To pray means to open your hands before God. It means slowly relaxing the tension that squeezes your hands together and accepting your existence with an increasing readiness, not as a possession to defend, but as a gift to receive. Above all, prayer is a way of life that allows you to find stillness in the midst of the world where you open your hands to God’s promises and find hope for yourself, your neighbor, and your world. In prayer, you encounter God not only in the small voice and the soft breeze, but also in the midst of the turmoil of the world, in the distress and joy of your neighbor, and in the loneliness of your own heart.

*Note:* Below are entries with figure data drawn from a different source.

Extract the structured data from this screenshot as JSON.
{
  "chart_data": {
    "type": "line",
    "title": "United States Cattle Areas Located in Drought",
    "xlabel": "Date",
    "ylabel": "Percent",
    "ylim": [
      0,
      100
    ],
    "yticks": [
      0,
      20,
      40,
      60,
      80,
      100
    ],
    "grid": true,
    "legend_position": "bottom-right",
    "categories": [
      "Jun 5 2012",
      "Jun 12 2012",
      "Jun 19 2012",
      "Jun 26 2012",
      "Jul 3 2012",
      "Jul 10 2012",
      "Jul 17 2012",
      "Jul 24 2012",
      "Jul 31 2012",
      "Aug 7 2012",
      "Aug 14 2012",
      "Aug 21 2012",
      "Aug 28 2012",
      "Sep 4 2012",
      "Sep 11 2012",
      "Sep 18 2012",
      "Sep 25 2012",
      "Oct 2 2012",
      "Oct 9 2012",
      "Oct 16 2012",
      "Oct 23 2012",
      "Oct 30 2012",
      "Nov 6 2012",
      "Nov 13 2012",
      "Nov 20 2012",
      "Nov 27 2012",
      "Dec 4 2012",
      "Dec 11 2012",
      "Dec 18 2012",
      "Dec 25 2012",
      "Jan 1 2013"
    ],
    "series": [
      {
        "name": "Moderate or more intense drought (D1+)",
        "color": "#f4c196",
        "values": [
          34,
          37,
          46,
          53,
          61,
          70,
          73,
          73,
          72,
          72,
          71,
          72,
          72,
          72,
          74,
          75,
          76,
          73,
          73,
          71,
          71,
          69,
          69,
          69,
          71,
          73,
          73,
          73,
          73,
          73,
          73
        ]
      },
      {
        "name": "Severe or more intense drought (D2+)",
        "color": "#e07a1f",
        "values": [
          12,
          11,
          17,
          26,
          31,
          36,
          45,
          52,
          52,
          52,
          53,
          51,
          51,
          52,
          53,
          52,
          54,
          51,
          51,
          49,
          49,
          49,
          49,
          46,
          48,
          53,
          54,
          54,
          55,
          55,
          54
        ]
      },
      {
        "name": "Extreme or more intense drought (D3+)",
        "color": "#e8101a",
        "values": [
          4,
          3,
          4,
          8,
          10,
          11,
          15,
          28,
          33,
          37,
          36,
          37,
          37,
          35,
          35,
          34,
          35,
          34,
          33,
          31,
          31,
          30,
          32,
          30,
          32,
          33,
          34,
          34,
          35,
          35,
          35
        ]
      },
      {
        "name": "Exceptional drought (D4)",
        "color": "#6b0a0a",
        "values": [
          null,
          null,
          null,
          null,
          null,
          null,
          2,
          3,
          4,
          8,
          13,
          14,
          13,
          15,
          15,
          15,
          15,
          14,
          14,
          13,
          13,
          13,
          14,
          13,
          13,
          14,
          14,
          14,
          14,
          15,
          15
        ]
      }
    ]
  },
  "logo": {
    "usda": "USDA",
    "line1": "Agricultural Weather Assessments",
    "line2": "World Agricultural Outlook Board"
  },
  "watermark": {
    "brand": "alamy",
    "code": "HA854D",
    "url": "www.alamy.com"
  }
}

Prayer leads you to see new paths and to hear new melodies in the air. Prayer is the breath of your life that gives you freedom to go and to stay where you wish, to find the many signs that point out the way to a new land. Praying is not simply some necessary compartment in the daily schedule of a Christian or a source of support in a time of need, nor is it restricted to Sunday mornings or mealtimes. Praying is living. It is eating and drinking, acting and resting, teaching and learning, playing and working. Praying pervades every aspect of our lives. It is the unceasing recognition that God is wherever we are, always inviting us to come closer and to celebrate the divine gift of being alive.
In the end, a life of prayer is a life with open hands—a life where we need not be ashamed of our weaknesses but realize that it is more perfect for us to be led by the Other than to try to hold everything in our own hands.